The newer Ubuntu LTSP setups use LDM for handling the client->server login phase. LDM is actually a very simple X application (written in C): it displays a textfield for username and password entry (also allows client reboot and poweroff), verifies the user entered credentials and initiates the X login to the selected server via an SSH tunnel.
LDM does not use syslog (afaik), it places its log into the client's
/var/log/ldm.log file. In this file you'll see that upon every login there's some sort of X authentication warning:
Establishing a session with 192.168.0.45
Attempting ssh session as testuser
In set_message
ssh_chat: looking for ssword: from ssh
expect saw: testuser@192.168.0.45's password:
ssh_chat: got it! Sending pw
expect saw:
Warning: No xauth data; using fake authentication data for X11 forwarding.

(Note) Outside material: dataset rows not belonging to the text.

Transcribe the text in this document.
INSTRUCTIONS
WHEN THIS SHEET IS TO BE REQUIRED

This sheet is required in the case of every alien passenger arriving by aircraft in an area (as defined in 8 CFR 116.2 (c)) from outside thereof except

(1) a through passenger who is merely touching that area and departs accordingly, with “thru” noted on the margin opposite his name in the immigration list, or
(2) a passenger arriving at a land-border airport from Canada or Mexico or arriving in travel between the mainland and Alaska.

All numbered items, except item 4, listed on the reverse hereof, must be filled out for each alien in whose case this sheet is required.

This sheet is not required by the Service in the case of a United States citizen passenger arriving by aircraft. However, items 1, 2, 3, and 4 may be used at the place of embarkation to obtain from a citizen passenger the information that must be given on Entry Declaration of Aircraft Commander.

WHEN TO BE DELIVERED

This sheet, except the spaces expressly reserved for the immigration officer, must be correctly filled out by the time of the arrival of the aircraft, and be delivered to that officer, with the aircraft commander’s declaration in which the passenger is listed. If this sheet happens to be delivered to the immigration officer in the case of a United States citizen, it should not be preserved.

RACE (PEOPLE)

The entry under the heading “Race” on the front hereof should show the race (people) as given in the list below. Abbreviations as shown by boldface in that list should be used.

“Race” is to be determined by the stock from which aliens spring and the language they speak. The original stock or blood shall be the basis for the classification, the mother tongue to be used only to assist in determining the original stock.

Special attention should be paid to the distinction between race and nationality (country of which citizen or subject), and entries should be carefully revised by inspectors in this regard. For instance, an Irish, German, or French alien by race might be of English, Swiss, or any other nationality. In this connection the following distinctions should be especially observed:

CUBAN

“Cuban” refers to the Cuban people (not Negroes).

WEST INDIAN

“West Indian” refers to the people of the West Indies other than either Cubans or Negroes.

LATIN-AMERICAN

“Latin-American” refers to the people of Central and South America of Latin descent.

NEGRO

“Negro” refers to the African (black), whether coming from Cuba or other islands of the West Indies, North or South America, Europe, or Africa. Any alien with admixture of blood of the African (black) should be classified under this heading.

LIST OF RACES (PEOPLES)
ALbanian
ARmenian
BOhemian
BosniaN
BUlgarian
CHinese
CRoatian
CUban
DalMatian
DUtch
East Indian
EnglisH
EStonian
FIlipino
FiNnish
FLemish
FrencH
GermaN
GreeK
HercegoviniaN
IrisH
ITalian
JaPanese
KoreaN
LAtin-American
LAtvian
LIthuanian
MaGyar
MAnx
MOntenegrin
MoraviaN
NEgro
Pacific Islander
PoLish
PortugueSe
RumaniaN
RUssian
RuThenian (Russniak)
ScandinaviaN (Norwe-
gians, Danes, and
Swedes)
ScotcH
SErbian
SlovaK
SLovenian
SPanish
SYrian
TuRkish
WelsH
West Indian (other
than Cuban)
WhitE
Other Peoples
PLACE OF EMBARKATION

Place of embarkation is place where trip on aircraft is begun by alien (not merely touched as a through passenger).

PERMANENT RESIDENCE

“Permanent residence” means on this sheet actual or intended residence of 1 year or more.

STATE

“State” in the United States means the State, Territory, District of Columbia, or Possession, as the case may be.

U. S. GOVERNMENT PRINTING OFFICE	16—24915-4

/usr/bin/X11/xauth: creating new authority file /home/testuser/.Xauthority
LTSPROCKS
Of course the
creating new authority file part occurs only during the first login.

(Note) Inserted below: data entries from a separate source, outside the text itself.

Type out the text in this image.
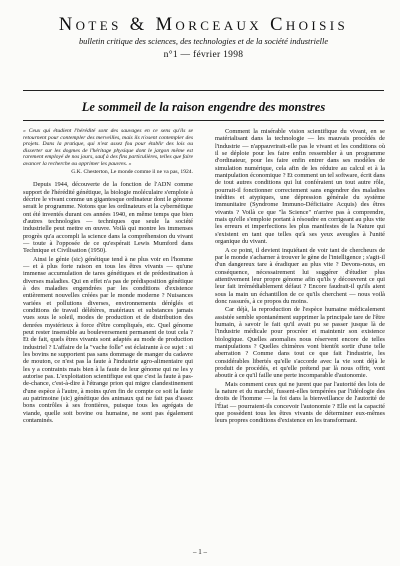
Notes & Morceaux Choisis
bulletin critique des sciences, des technologies et de la société industrielle
n°1 — février 1998
Le sommeil de la raison engendre des monstres
« Ceux qui étudient l'hérédité sont des sauvages en ce sens qu'ils se retournent pour contempler des merveilles, mais ils n'osent contempler des projets. Dans la pratique, qui n'est assez fou pour établir des lois ou disserter sur les dogmes de l'héritage physique dont le jargon même est rarement employé de nos jours, sauf à des fins particulières, telles que faire avancer la recherche ou opprimer les pauvres. »
G.K. Chesterton, Le monde comme il ne va pas, 1924.

Depuis 1944, découverte de la fonction de l'ADN comme support de l'hérédité génétique, la biologie moléculaire s'emploie à décrire le vivant comme un gigantesque ordinateur dont le génome serait le programme. Notons que les ordinateurs et la cybernétique ont été inventés durant ces années 1940, en même temps que bien d'autres technologies — techniques que seule la société industrielle peut mettre en œuvre. Voilà qui montre les immenses progrès qu'a accompli la science dans la compréhension du vivant — toute à l'opposée de ce qu'espérait Lewis Mumford dans Technique et Civilisation (1950).

Ainsi le génie (sic) génétique tend à ne plus voir en l'homme — et à plus forte raison en tous les êtres vivants — qu'une immense accumulation de tares génétiques et de prédestination à diverses maladies. Qui en effet n'a pas de prédisposition génétique à des maladies engendrées par les conditions d'existence entièrement nouvelles créées par le monde moderne ? Nuisances variées et pollutions diverses, environnements déréglés et conditions de travail délétères, matériaux et substances jamais vues sous le soleil, modes de production et de distribution des denrées mystérieux à force d'être compliqués, etc. Quel génome peut rester insensible au bouleversement permanent de tout cela ? Et de fait, quels êtres vivants sont adaptés au mode de production industriel ? L'affaire de la "vache folle" est éclairante à ce sujet : si les bovins ne supportent pas sans dommage de manger du cadavre de mouton, ce n'est pas la faute à l'industrie agro-alimentaire qui les y a contraints mais bien à la faute de leur génome qui ne les y autorise pas. L'exploitation scientifique est que c'est la faute à pas-de-chance, c'est-à-dire à l'étrange prion qui migre clandestinement d'une espèce à l'autre, à moins qu'en fin de compte ce soit la faute au patrimoine (sic) génétique des animaux qui ne fait pas d'assez bons contrôles à ses frontières, puisque tous les agrégats de viande, quelle soit bovine ou humaine, ne sont pas également contaminés.

Comment la misérable vision scientifique du vivant, en se matérialisant dans la technologie — les mauvais procédés de l'industrie — n'appauvrirait-elle pas le vivant et les conditions où il se déploie pour les faire enfin ressembler à un programme d'ordinateur, pour les faire enfin entrer dans ses modèles de simulation numérique, cela afin de les réduire au calcul et à la manipulation économique ? Et comment un tel software, écrit dans de tout autres conditions qui lui conféraient un tout autre rôle, pourrait-il fonctionner correctement sans engendrer des maladies inédites et atypiques, une dépression générale du système immunitaire (Syndrome Immuno-Déficitaire Acquis) des êtres vivants ? Voilà ce que "la Science" n'arrive pas à comprendre, mais qu'elle s'emploie portant à résoudre en corrigeant au plus vite les erreurs et imperfections les plus manifestes de la Nature qui s'existent en tant que telles qu'à ses yeux aveugles à l'unité organique du vivant.

A ce point, il devient inquiétant de voir tant de chercheurs de par le monde s'acharner à trouver le gène de l'intelligence ; s'agit-il d'un dangereux tare à éradiquer au plus vite ? Devons-nous, en conséquence, nécessairement lui suggérer d'étudier plus attentivement leur propre génome afin qu'ils y découvrent ce qui leur fait irrémédiablement défaut ? Encore faudrait-il qu'ils aient sous la main un échantillon de ce qu'ils cherchent — nous voilà donc rassurés, à ce propos du moins.

Car déjà, la reproduction de l'espèce humaine médicalement assistée semble spontanément supprimer la principale tare de l'être humain, à savoir le fait qu'il avait pu se passer jusque là de l'industrie médicale pour procréer et maintenir son existence biologique. Quelles anomalies nous réservent encore de telles manipulations ? Quelles chimères vont bientôt sortir d'une telle aberration ? Comme dans tout ce que fait l'industrie, les considérables libertés qu'elle s'accorde avec la vie sont déjà le produit de procédés, et qu'elle prétend par là nous offrir, vont aboutir à ce qu'il faille une perte incomparable d'autonomie.

Mais comment ceux qui ne jurent que par l'autorité des lois de la nature et du marché, fussent-elles tempérées par l'idéologie des droits de l'homme — la foi dans la bienveillance de l'autorité de l'État — pourraient-ils concevoir l'autonomie ? Elle est la capacité que possèdent tous les êtres vivants de déterminer eux-mêmes leurs propres conditions d'existence en les transformant.

– 1 –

Sometimes it might happen that the
.Xauthority file gets corrupted. At least it happened to me after an emergency X kill (via the Ctrl+Alt+Backspace method). I could not log in after that and my
$HOME/.xsession-errors file did not reveal too much about the source of the error. It contained only messages from the various applications that tried to start and didn't find a valid display.
The fix for this was to delete all the
$HOME/.Xauthority* files in my home directory. I was a bit surpirsed that there were more than one.

I also had something like a
.Xauthotiry-c and
.Xauthority-l. I do not remember the exact filenames but the
.Xauthority was followed by a dash and a single letter.